Côté coût, la station privative de Renault Trucks représente un investissement de 500 000 € (hors foncier), tandis que les Transports Chazot ont déboursé 250 000 € dans pour leur infrastructure de recharge, incluant l’installation d’un transformateur adapté. Les camions sont loués avec un contrat d’entretien et une assurance dédiée proposée par le constructeur. Fabien Chazot, président des transports éponymes, a indiqué que sa compagnie habituelle s’était montrée « très fébrile » pour couvrir ce risque particulier. Pour assurer la viabilité économique du projet, la durée du contrat a été poussée à 6 ans. « Le TCO, calculé sur une durée de 4 ans, aurait été 45 % plus élevé par rapport à un camion diesel » reconnaît Jean-Philippe Kretz, directeur des ventes de Solutions d’électromobilité. Le projet a également bénéficié d’aides Ademe et de la prime Advenir pour les bornes, ce qui ramène le surcoût 5 %. Un prix jugé « acceptable » par le groupe Volvo pour décarboner. « L’électromobilité oblige à la collaboration chargeur-transporteur et diffère du mode transactionnel classique », observe Jean-Philippe Kretz.
Ce premier flux électrifié n’est qu’un début. Bruno Blin vise l’électrification massive de la logistique de Renault Trucks d’ici 2030, avec 100 % sur les flux entre les sites de production. Le constructeur travaille déjà sur l’électrification d’une dizaine d’autres flux logistiques, dont certains permettent de mutualiser les bornes de recharge de Saint Priest. Pour les trajets plus longs, Renault Trucks envisage une logique de véhicules relais, permettant d’utiliser l’électrique sur des distances de plus en plus importantes, comme rallier par exemple le site de Blainville (Calvados). « Si l’on part sur la génération de camions actuelle, il faudra le faire en plusieurs recharges intermédiaires. On peut aussi attendre la nouvelle génération prévue pour 2026 (600 km d’autonomie), et dans ce cas nous n’aurons besoin que d’une seule recharge intermédiaire grâce au méga chargeur MCS », glisse Marc Lejeune, directeur Business intelligence de Renault Trucks.
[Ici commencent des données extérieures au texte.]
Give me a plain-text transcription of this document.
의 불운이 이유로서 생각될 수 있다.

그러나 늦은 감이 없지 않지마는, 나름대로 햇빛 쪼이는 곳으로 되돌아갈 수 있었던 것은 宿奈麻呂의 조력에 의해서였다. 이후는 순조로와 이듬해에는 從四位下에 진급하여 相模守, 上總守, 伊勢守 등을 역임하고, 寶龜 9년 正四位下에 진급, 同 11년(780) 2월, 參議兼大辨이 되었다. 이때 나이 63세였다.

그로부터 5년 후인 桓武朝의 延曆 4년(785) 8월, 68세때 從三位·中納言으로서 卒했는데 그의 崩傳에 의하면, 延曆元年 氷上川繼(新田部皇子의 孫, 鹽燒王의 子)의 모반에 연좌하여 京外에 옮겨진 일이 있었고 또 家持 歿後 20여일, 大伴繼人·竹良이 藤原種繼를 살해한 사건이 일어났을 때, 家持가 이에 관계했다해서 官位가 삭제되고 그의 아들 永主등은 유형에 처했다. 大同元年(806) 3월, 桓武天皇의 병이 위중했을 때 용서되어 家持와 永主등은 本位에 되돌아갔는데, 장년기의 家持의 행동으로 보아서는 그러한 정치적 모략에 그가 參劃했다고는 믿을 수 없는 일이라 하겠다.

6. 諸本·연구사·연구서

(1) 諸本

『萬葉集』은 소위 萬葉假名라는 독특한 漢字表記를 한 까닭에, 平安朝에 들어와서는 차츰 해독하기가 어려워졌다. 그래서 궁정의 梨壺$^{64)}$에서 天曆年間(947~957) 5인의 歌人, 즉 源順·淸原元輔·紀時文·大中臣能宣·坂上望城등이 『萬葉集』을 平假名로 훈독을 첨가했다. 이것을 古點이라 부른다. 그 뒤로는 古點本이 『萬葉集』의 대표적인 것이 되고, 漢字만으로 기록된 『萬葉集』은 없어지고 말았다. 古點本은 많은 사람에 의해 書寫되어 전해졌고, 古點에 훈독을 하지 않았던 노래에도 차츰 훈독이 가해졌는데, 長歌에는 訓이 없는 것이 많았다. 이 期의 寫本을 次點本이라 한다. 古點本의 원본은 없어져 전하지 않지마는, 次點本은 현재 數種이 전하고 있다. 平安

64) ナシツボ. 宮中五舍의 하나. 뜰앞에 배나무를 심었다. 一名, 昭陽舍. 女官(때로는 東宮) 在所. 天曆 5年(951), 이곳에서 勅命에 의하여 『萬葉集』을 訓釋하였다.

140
Cette initiative de Renault Trucks constitue également un saut dans l’inconnu pour les transports Chazot et Dupessey&Co, qui bien que tous deux engagés dans les motorisations alternatives depuis des années, utilisent des camions électriques de gros tonnage pour la première fois. « Notre objectif est de continuer à proposer cette solution sur d’autres flux à Renault Trucks et de convertir d’autres clients. Nous comptons sur cette expérience pour apprendre et maîtriser ces nouveaux coûts d’exploitation, tout en prenant une petite longueur d’avance par rapport à la concurrence » indique Fabien Chazot. Carole Dupessey, présidente de Dupessey&co, rapporte être en discussion avec d’autres clients pour proposer cette solution. « Nous travaillons beaucoup à la demande mais pour les camions électriques, il n’est pas possible de s’engager sans contrats long terme. » Et tous deux de reconnaître que l’engagement du chargeur reste une condition primordiale.